People like to pick on me because of my learning disability.  It does something to me that causes me to be like:  "I don't get it."  I'm slow and I can't understand what is going on around me and why.

Back in 2002 I joined the internet social things, that included dating sites with one goal.  Maybe meet a woman that understood me.  But as the years of failure went by, my depression increased.  I got to the point to where I was like "I give up on this goal."  I got to focus on my mental health now.

After reading this, you might think that I'm on 7cups to try and meet a single woman, who understands me.  That would be a nice thing if that happened.  But that is not why I joined 7cups.

I joined 7Cups because I don't have anyone in my life, male or female, that truly understands my social and life problems.  This is the only place I can go to talk about my issues, and try to feel better.

In the past several years, my main goal is to feel better.  Thinking about all the things that I wish I could fix and don't have the people in my life to help me to fix them.  Depresses me.
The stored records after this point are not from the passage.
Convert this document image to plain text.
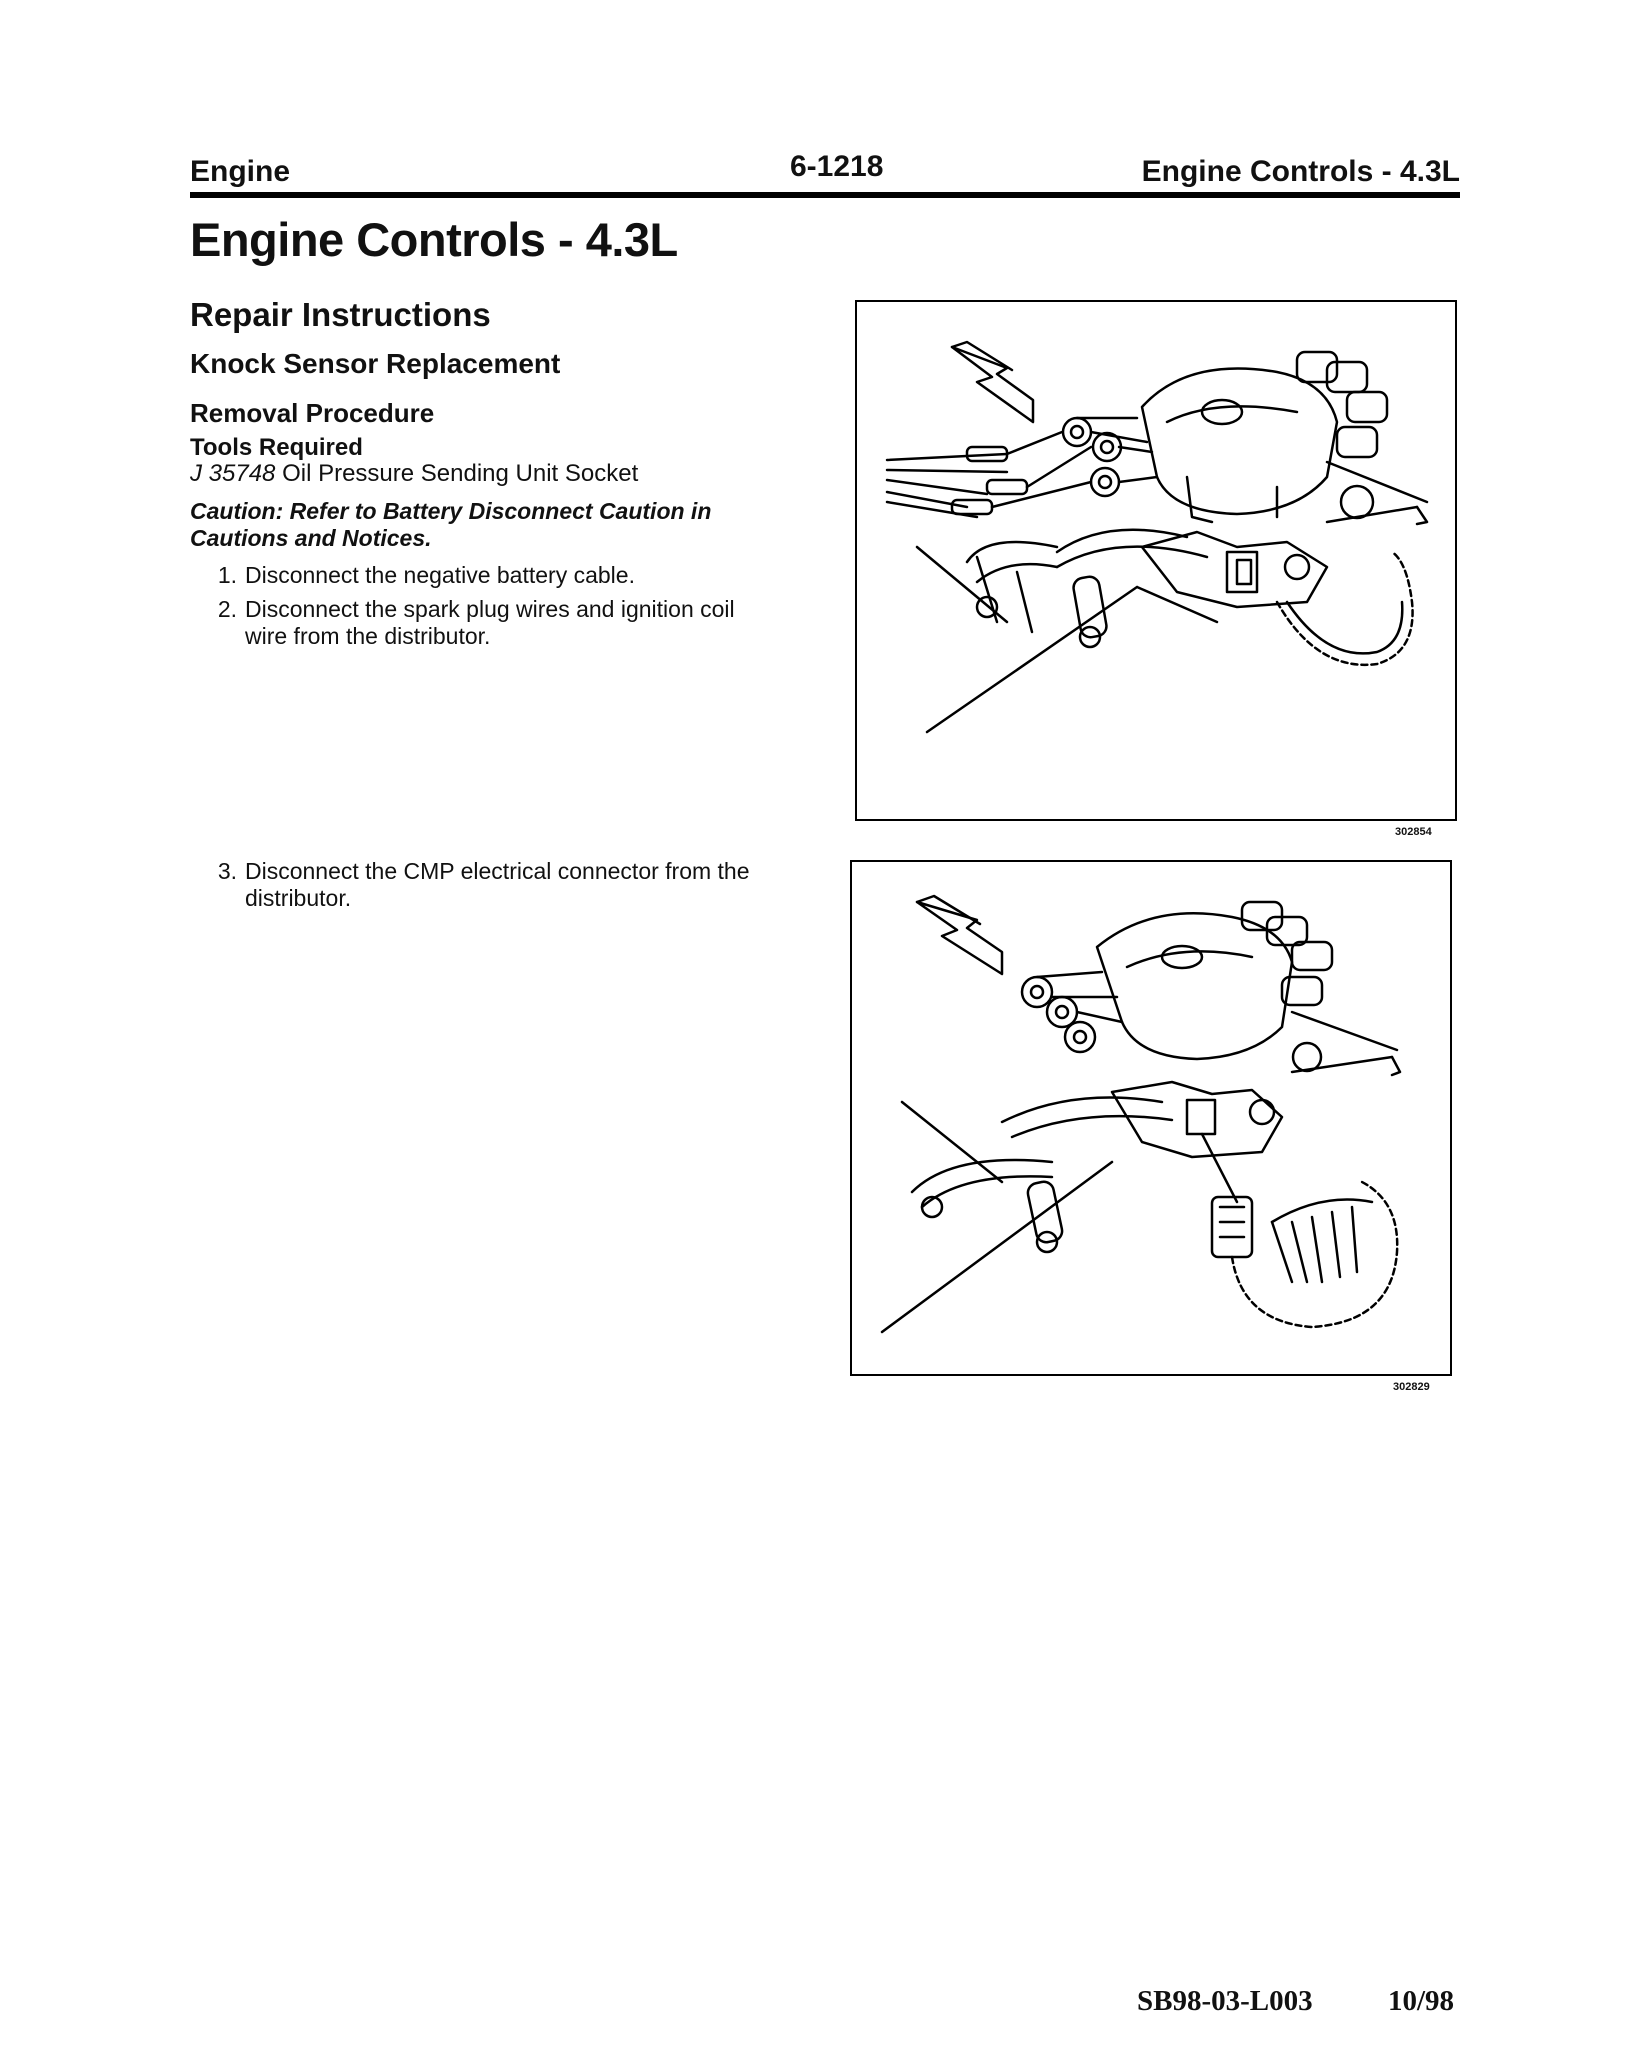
Engine	6-1218	Engine Controls - 4.3L
Engine Controls - 4.3L
Repair Instructions
Knock Sensor Replacement
Removal Procedure
Tools Required
J 35748 Oil Pressure Sending Unit Socket
Caution: Refer to Battery Disconnect Caution in Cautions and Notices.
1. Disconnect the negative battery cable.
2. Disconnect the spark plug wires and ignition coil wire from the distributor.
3. Disconnect the CMP electrical connector from the distributor.
302854
302829
SB98-03-L003	10/98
I could write a lot more about this, but I don't want to, and I don't want to make  you as the reader read all of that.  But I do have other posts here, that goes into more details on what I have been through in life.  A lot of that stuff would help make this post make a little more sense.  In one post I talk about how bad I was bullied growing up, and how that experience has created trauma that has messed me up emotionally as well.